En concreto, se han generado cuatro visualizaciones adicionales a partir de la matriz de genes diferencialmente expresados, con el objetivo de proporcionar una visión más detallada de la distribución de los resultados, la relación entre expresión y cambio relativo, así como una identificación de los genes más relevantes del estudio:
- Histograma de log2 Fold Change ⇒ visualiza la distribución global de los cambios de expresión entre las dos condiciones analizadas.
- MA Plot (logCPM vs logFC) ⇒ representa la relación entre la abundancia promedio de expresión y el cambio de expresión relativo, permitiendo detectar tendencias dependientes del nivel de expresión.
- Distribución DEG vs no-DEG ⇒ muestra cuántos genes han sido identificados como diferencialmente expresados frente a aquellos que no lo han sido.
- Genes DEG Sobreexpresados vs Inhibidos ⇒ compara el número de genes diferencialmente expresados que están sobreexpresados frente a los que están inhibidos.
- Genes más significativos ⇒ presenta los genes más relevantes de la comparación, seleccionados según criterios como el valor de FDR o el valor absoluto del logFC.
A continuación, se presentan y describen de forma individual estos gráficos, los cuales complementan e ilustran los resultados obtenidos del análisis diferencial.

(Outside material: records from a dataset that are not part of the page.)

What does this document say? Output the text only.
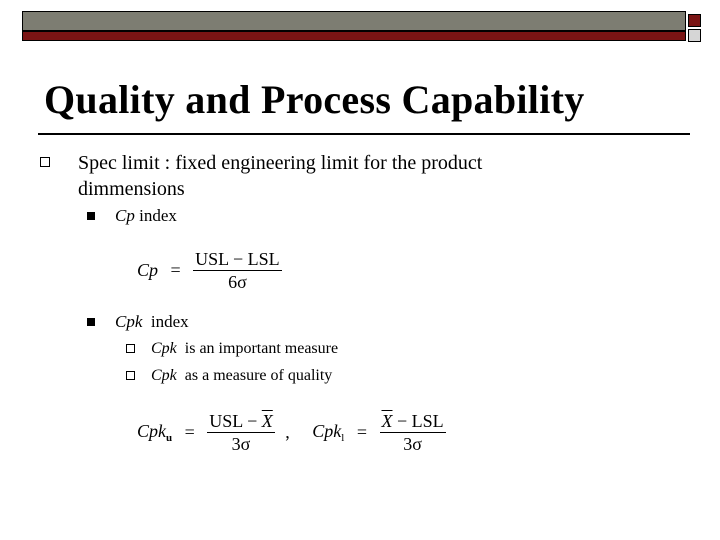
Quality and Process Capability
Spec limit : fixed engineering limit for the product
dimmensions
Cp index
$Cp = \frac{\text{USL − LSL}}{6\sigma}$
Cpk  index
Cpk  is an important measure
Cpk  as a measure of quality
$Cpk_u = \frac{USL - \overline{X}}{3\sigma}$ , $Cpk_l = \frac{\overline{X} - LSL}{3\sigma}$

Comenzamos con el histograma de log2 Fold Change (logFC), que muestra la distribución de los cambios en la expresión génica entre las condiciones comparadas. Podemos ver cómo se distribuyen los genes según el aumento o disminución en su expresión y la magnitud de estos cambios.
A continuación, presentamos el MA Plot, que representa la relación entre la intensidad media de expresión (logCPM) y el cambio en la expresión génica (logFC). Este gráfico es útil para identificar patrones generales y detectar genes con cambios significativos en distintos niveles de expresión.
También mostramos un gráfico que compara el número de genes identificados como diferencialmente expresados (DEG) frente a los que no presentan cambios significativos (no-DEG). Esto nos ayuda a entender la proporción y el alcance del impacto del experimento en la expresión génica.
A continuación se presenta un gráfico que compara el número de genes diferencialmente expresados clasificados como sobreexpresados frente a aquellos inhibidos en esta comparación. Esta visualización permite identificar de manera rápida la proporción de genes activados o reprimidos y facilita la interpretación biológica de los resultados.
Por último, presentamos un gráfico con los Top N genes más relevantes, ordenados según su valor ajustado de significancia (FDR) o la magnitud del cambio de expresión absoluto (|logFC|). Esto permite destacar los genes más importantes y potencialmente más biológicamente significativos del análisis.